« Papa », « encore », « parti », « à boire » : le premier mot est facile à retenir sur l'instant, et pourtant on oublie très vite tout ce qui l'entourait. Or c'est justement le contexte — où, avec qui, en regardant quoi — qui transforme un mot isolé en vrai souvenir.

Un premier mot, c'est une scène complète

Le premier « au revoir » accompagné du geste de la main prend tout son sens si l'on se rappelle que c'était sur le pas de la porte, un mardi matin, en partant à la crèche, et que la personne saluée était le papa qui restait. Sans ce décor, ce n'est qu'une entrée dans une liste.

Prenez l'habitude de noter la situation autant que le mot : la pièce, l'objet montré, qui a réagi et comment. Deux phrases suffisent, écrites le jour même.

Écrire le mot exactement comme il sort

La tentation est de « traduire » : l'enfant dit « ato », on note « gâteau ». C'est une erreur. « Ato » pour gâteau, « coin-coin » pour tous les oiseaux, « nana » pour la tétine, « tato » pour tracteur : c'est cette version imparfaite qui fera sourire dans quinze ans. La forme correcte du mot n'a aucun intérêt à être conservée, l'enfant l'apprendra de toute façon.

  • le mot, transcrit exactement comme il a été prononcé
  • à quel objet ou quelle personne il se rapportait
  • la situation : où, quand, avec qui
  • la réaction de l'enfant, fier, surpris, indifférent
  • la réaction des proches autour
Exemple de note« Aujourd'hui tu as dit ___ en montrant ___, et nous avons tous ___. »

Le lexique maison mérite sa propre liste

Chaque famille développe ses mots à elle, ceux que seuls les parents et les grands-parents comprennent : un prénom déformé pour désigner un frère, un son pour réclamer la musique, un mot pour le doudou. Ce lexique privé disparaît totalement s'il n'est pas noté, remplacé mois après mois par le vocabulaire standard.

Tenez-en une petite liste, avec la traduction en face. C'est l'une des pages du journal que les familles relisent le plus souvent, des années plus tard, et toujours en riant.

Un mémo vocal de dix secondes garde ce que l'écrit ne rendra jamais : le timbre, l'intonation, l'hésitation avant le mot.

Suivre les paliers, pas chaque mot

Le langage arrive par étapes assez nettes : les babillages longs, le premier mot vraiment clair, la période d'explosion où l'enfant nomme tout ce qu'il voit, les deux mots collés (« encore lait », « pas dodo »), puis les premières vraies phrases. Noter une phrase-repère à chaque palier — avec une date approximative — suffit à garder toute la progression sans se transformer en linguiste.

Garder aussi la voix

Au-delà de l'écrit, quelques enregistrements courts jalonnent utilement cette période : l'enfant qui babille dans son lit au réveil, qui « lit » un livre à voix haute en inventant, qui chante faux une comptine. Associez chaque enregistrement à une note qui donne le contexte. C'est le type de trace qui émeut le plus une fois l'enfant grand.

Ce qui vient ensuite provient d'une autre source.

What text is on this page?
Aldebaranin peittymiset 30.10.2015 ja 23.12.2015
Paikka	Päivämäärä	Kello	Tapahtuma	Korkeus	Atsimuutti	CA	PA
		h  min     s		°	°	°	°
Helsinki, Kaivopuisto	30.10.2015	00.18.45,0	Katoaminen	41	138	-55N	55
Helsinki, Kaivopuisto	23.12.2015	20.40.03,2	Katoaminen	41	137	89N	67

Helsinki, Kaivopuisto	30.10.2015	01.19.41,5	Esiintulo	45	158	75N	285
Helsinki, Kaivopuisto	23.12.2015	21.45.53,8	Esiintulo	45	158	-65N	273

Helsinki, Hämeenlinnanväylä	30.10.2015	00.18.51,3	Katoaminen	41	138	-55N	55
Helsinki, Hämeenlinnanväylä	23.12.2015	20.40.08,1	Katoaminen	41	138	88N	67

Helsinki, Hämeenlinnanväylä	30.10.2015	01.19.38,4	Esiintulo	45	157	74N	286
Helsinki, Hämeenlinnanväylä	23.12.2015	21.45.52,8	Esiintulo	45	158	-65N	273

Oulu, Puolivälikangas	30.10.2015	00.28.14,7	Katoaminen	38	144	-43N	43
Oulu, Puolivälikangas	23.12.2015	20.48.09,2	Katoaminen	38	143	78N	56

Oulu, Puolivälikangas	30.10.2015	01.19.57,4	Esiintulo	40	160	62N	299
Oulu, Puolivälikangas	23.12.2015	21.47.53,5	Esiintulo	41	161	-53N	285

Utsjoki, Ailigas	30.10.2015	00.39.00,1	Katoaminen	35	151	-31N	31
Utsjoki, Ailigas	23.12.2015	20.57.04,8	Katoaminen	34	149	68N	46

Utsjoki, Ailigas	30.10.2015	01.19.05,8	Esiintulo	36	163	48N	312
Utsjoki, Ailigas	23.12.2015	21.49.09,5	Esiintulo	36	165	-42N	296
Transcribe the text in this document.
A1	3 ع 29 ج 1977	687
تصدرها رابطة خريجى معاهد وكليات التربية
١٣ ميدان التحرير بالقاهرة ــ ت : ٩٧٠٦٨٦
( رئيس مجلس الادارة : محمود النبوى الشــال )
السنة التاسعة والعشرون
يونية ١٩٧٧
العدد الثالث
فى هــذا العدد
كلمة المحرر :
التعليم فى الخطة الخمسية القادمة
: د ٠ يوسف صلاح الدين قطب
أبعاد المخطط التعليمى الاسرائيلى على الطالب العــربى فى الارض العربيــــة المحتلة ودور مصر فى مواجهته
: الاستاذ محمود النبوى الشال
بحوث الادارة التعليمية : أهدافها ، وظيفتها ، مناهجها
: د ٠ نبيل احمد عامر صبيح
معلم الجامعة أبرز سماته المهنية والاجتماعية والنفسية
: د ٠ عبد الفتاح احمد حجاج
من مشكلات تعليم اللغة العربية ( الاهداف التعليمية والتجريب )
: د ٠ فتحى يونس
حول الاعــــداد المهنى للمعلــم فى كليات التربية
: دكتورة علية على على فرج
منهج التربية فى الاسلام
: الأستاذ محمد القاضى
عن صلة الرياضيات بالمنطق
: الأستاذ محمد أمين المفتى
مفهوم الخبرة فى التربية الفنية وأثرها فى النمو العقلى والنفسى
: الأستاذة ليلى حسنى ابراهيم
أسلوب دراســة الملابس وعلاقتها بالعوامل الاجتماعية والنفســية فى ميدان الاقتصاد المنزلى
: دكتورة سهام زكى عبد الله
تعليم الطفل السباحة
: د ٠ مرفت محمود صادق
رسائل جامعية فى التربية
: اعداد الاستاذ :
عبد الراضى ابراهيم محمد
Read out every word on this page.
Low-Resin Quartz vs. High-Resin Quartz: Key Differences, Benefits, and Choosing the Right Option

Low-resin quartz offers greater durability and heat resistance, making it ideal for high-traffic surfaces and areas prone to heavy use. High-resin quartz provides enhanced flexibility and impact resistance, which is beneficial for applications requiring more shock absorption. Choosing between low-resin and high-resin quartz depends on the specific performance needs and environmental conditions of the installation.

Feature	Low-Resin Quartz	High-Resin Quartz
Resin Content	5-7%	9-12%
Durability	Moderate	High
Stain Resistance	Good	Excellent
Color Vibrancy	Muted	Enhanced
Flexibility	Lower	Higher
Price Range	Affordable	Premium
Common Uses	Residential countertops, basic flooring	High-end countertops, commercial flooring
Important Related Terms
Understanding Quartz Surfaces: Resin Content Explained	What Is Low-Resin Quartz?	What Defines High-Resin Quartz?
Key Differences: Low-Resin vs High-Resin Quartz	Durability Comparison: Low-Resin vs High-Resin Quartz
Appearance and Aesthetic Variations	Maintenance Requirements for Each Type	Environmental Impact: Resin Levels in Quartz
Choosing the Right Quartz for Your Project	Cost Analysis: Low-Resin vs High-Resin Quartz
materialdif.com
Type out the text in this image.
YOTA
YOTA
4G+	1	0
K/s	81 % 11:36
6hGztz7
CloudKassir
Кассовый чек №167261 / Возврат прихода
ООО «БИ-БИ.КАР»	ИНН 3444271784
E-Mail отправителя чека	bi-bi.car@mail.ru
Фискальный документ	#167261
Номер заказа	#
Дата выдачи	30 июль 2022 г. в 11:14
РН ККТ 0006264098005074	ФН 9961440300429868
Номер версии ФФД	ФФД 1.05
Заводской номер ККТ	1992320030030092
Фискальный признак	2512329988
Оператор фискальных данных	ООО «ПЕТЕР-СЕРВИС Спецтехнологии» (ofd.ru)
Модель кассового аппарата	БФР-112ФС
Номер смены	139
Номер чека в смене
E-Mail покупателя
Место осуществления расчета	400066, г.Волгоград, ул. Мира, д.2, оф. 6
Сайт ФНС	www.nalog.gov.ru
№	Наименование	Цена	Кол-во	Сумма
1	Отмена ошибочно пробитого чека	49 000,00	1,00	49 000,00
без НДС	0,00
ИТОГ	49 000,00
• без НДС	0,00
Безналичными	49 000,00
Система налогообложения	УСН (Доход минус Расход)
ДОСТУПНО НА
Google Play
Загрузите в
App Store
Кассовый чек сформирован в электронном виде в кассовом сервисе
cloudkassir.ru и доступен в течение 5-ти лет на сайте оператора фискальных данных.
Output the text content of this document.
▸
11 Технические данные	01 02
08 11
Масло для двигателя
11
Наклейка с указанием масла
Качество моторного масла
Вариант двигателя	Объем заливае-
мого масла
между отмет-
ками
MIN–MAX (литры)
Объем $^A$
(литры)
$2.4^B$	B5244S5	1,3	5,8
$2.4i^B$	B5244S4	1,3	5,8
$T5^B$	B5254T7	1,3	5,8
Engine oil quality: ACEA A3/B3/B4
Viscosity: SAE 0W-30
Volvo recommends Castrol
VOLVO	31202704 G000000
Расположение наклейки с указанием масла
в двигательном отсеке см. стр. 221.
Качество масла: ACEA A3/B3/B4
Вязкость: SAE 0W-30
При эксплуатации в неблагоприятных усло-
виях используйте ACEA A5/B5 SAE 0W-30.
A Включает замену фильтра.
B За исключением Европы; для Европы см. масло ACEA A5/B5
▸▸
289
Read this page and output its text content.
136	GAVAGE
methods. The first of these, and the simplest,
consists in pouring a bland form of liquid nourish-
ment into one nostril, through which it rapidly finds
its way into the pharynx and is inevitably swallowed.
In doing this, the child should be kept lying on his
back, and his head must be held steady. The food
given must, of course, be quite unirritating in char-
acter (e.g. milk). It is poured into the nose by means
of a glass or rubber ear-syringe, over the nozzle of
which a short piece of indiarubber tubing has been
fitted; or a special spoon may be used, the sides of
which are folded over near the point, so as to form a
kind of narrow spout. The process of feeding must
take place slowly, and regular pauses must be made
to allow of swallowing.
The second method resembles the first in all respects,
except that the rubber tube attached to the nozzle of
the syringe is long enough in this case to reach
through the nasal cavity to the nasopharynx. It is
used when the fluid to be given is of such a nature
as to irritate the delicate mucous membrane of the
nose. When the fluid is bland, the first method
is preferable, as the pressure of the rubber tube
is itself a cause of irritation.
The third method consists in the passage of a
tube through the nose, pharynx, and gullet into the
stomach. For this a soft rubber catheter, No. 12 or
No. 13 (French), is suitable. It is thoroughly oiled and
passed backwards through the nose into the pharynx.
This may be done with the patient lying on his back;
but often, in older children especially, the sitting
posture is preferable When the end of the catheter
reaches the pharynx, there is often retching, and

Quand l'enfant grandit entre deux langues

Dans les familles bilingues, les premiers mots arrivent parfois dans une langue, parfois dans l'autre, parfois mélangés dans la même phrase. Notez la langue de chaque mot et à qui l'enfant l'adressait : ces choix ne sont pas au hasard et racontent comment il répartit ses deux mondes.

Le premier mot « traduit » — le jour où il dit spontanément le même objet dans les deux langues — est une étape à part entière.

Les mots qui disparaissent

On garde beaucoup les premiers mots, on oublie ceux qui s'effacent. Un mot très utilisé pendant des mois, puis abandonné du jour au lendemain parce que l'enfant a appris le « vrai », mérite lui aussi une note. Ces disparitions marquent la fin d'une petite époque.